Does LLVM convert Objective-C methods to inline fu

2019-01-18 22:35发布

问题:

  1. Does LLVM automatically convert Objective-C methods to inline functions when possible?

    (I.e., is it just as performant to create an Objective-C method for a block of code that you could otherwise paste inline?)

  2. If LLVM doesn't perform this optimization, why not? If it does, (a) are there certain build settings I must set for this to happen? (b) How can I tell if an Objective-C method will be inlined?

回答1:

No, because its impossible to know in the context of the Obj-C runtime if those kind of optimizations can be performed. The thing to remember is that Obj-C methods are invoked by a message send, these messages can come from more than just the [myObject doSomething] syntax.

Consider [obj performSelector:NSSelectorFromString(@"hello")] the fact that this can happen means that it would be impossible to ever inline any method.

There is also a chain of events that happens when a message is received by a class, these events can reroute, or even change the message that is being sent. This happens transparently underneath the message send.



回答2:

No. It is an essential feature of Objective-C that message dispatch (remember that in Obj-C you send a message, you don't call a method) happens dynamically at runtime, not at compile time.

Because of this, a message dispatch in Obj-C will always be a little slower than a pure function call (even if the function is not inlined).



回答3:

Let's assume for a moment that the compiler inlines a method:

@implementation AwesomeClass 

- (void)doFoo OBJC_INLINE { // or some way to indicate "this is an inline method"
  NSLog(@"doing foo!");
}

- (void)doBar {
  [self doAwesomeStuff];
  [self doFoo];
}

@end

so that -doBar essentially becomes:

- (void)doBar {
  [self doAwesomeStuff];
  {
    NSLog(@"doing foo!");
  }
}

Awesome, that seems like it'd be faster, right? We save ourselves a whole dozen instructions by not calling objc_msgSend. So you package this up and post it online as a .a file.

NSCleverCoder comes along and says "but I want doFoo to do a little bit more", so he does:

@interface SuperAwesomeClass : AwesomeClass @end
@implementation SuperAwesomeClass
- (void)doFoo {
  NSLog(@"doing more foo!");
  [super doFoo];
}
@end

When he tries to run this, it never gets called, because AwesomeClass never actually invokes the -doFoo method.

"But," you say, "this is a contrived example!"

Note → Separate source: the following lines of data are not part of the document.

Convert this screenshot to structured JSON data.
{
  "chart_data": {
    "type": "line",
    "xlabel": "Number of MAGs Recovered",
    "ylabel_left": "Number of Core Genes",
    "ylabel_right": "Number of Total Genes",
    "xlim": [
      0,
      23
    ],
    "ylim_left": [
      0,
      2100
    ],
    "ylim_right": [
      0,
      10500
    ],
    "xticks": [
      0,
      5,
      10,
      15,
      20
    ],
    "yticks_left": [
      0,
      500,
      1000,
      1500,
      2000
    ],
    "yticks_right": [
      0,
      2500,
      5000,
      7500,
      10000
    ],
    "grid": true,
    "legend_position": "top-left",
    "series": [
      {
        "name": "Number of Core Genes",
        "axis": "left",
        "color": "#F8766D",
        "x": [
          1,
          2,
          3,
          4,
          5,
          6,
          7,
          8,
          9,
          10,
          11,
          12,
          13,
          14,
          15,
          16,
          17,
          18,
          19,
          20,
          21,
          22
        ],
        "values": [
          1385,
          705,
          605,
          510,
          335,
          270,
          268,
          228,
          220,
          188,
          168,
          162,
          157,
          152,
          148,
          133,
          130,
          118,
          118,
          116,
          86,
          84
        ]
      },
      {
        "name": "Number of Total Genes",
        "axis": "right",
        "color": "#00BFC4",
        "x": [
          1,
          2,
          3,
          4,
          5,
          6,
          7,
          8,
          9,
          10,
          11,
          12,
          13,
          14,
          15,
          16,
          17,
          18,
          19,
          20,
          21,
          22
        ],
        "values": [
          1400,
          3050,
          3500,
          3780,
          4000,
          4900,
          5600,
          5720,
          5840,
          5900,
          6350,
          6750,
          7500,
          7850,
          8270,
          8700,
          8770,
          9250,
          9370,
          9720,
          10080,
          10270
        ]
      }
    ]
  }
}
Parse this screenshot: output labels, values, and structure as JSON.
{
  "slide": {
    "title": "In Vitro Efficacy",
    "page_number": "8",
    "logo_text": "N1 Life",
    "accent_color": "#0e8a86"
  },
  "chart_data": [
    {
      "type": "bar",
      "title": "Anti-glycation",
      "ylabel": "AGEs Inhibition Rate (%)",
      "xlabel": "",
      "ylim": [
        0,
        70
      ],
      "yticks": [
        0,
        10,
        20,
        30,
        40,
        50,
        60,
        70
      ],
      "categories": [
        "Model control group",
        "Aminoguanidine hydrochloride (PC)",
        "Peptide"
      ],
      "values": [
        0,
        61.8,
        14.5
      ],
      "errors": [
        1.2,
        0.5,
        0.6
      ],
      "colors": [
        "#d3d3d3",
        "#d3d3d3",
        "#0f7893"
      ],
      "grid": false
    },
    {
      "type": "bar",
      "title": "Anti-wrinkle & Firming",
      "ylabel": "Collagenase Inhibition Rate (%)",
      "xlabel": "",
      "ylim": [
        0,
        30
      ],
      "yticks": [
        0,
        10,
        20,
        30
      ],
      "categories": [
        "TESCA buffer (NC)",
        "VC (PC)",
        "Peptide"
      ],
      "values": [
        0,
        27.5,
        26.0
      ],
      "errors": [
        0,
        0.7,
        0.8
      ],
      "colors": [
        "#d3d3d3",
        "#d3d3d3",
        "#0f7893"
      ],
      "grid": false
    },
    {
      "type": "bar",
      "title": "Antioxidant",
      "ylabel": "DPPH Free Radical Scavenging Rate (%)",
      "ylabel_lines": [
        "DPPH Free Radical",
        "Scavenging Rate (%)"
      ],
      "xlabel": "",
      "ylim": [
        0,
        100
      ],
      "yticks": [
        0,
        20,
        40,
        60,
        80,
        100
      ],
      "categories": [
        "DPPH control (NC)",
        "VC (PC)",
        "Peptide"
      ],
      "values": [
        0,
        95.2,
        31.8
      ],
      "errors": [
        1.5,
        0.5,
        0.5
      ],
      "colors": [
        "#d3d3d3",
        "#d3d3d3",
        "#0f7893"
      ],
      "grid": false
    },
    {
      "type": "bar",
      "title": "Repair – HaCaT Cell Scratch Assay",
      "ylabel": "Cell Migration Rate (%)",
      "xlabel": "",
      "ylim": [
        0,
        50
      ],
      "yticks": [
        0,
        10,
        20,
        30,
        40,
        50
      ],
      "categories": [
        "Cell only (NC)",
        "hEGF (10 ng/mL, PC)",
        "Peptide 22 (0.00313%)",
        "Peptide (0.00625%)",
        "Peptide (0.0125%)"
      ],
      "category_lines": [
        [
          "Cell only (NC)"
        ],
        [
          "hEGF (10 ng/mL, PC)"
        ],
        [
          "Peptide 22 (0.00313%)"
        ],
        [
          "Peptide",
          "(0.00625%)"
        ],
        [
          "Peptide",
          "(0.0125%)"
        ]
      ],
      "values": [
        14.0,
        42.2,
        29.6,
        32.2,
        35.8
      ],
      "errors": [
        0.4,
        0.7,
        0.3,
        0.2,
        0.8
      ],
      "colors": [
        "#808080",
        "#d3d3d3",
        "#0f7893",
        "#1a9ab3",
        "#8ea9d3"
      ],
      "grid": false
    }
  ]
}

No, it's not. In Objective-C, it is perfectly legal to do this at any point in the development or execution of an app. I can do this when writing the code. Heck, I can even do this at runtime by using objc_allocateClassPair and class_addMethod to dynamically create a subclass and add a method override.

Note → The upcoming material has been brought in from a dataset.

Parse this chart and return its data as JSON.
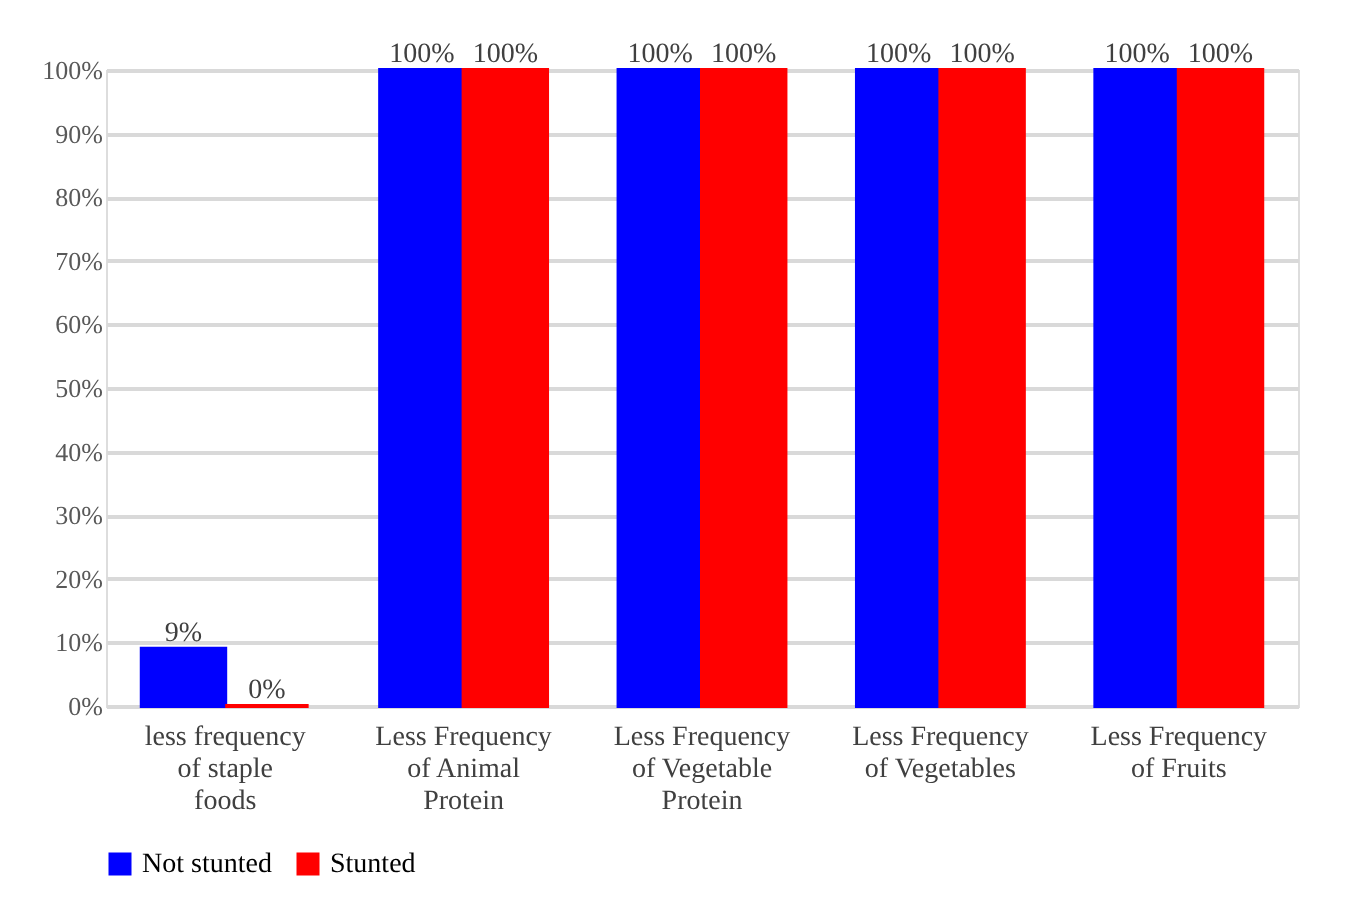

I can also swizzle method implementations. Don't like the existing implementation of -doFoo? That's cool; replace it with your own. Oh wait; if the method was inlined, your new implementation would never get called, because -doBar is never actually invoking the -doFoo method.

The only time I could see this being possible is if there were some sort of way to annotate a method as being un-overridable. But there's no way to do that, so that issue is moot. And even then, it would still be a bad idea; just because the compiler doesn't let you do it doesn't mean you can't still work around it at runtime. And again, you'd run in to problems.